Medical Food – Does it make and keep us healthy?

What was once used exclusively to treat the seriously ill is now also aimed at healthy people: medical food. Dietary supplements and fortified foods for a healthy lifestyle?The sense and benefits are controversial – the use of artificial intelligence (AI) provides new answers and impulses for shaping individual lifestyle.

From Clinical Nutrition to Superfood

The term “medical food” comes from clinical nutritional medicine, which originally focused on the treatment of people with severe cardiovascular and metabolic diseases. Today, medical food stands for all activities and products that serve to maintain individual and collective health and prevent or inhibit the development of both mild and severe diseases.

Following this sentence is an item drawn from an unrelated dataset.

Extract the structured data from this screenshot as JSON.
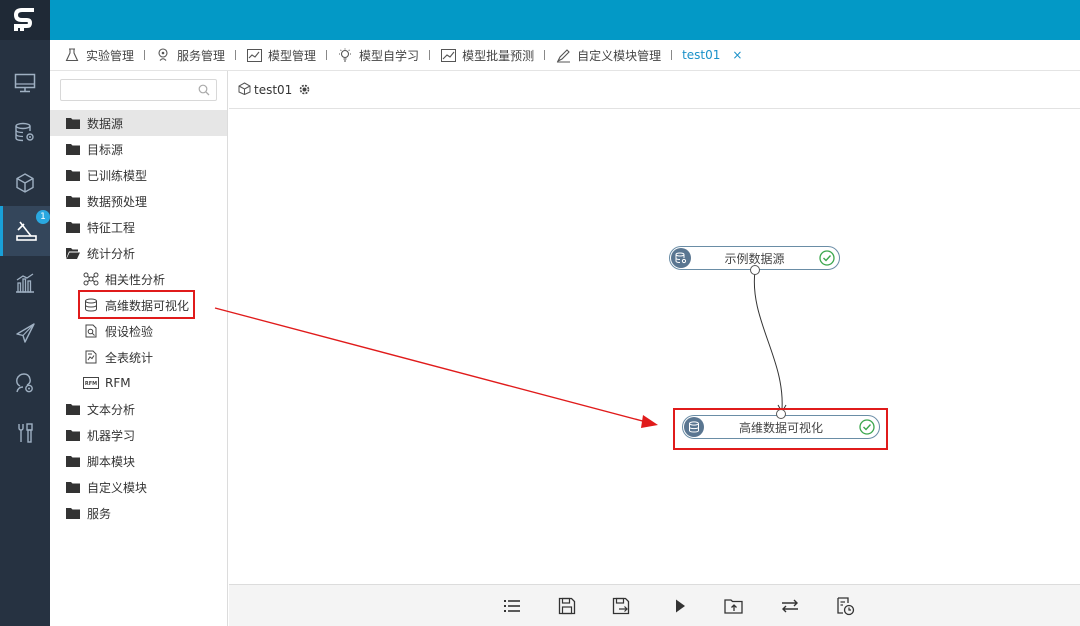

Healthy or just good for business?

Health-related, physiologically compatible nutrition has been the subject of controversial discussions among scientists and the public since the late 19th century. In the meantime, bio certifications are just as much at odds with health, marketing and ethics as vegan diets or isotonic drinks for competitive athletes. Controversial, albeit widespread, are diets based on particular fruits and vegetables with the promise of sustainable well-being.

The link to clinical nutrition

New findings in nutritional science are constantly influencing not only the production and preparation of food, but also our eating habits. Canola oil, for example: Once a lubricant, it is now one of the most physiologically valuable edible oils thanks to its high content of omega-3 fatty acids. With similar values, salmon also contributes to lowering cholesterol levels. But when do we need fortified foods or dietary supplements? The latter are intended to cover a deficiency of trace elements or hormones, sometimes suspected, sometimes medically diagnosed, caused by acute or chronic metabolic disorders. This is the link to clinical nutrition.

The health navigator on your wrist

How do we recognize the effect of our diet? Thanks to AI, our “Smart Assistant” knows our physiological data, preferences, dislikes and allergies. Based on this data, it can show us how to alternatively meet our macro- and micronutrient needs. Together with data about our physical demands, it suggests menus tailored to our needs and also provides the shopping list for the ingredients missing from our “smart refrigerator. In the event of a calculated potassium deficiency, for example, this list will include bananas – and, if necessary, potassium-containing seasonings or dietary supplements.

The living world of the future

The assistant determines our physiological values without surgical intervention and prepares a dynamic health report. Health becomes a lifestyle, including self-diagnosis and self-medication coordinated with the networked family doctor. We then drink the celery juice for the pleasure of it, and the assistant suggests what we could use to absorb fiber lost during pressing. He also advises us how long we should go for a walk so that after a nutritious dessert we don’t ruin the successes of the last diet with the yo-yo effect.

As futurologists, moderning is not only concerned with the new understanding of health as an important value. The use of AI and the opportunities and dangers it creates are also topics we address in our future scenarios.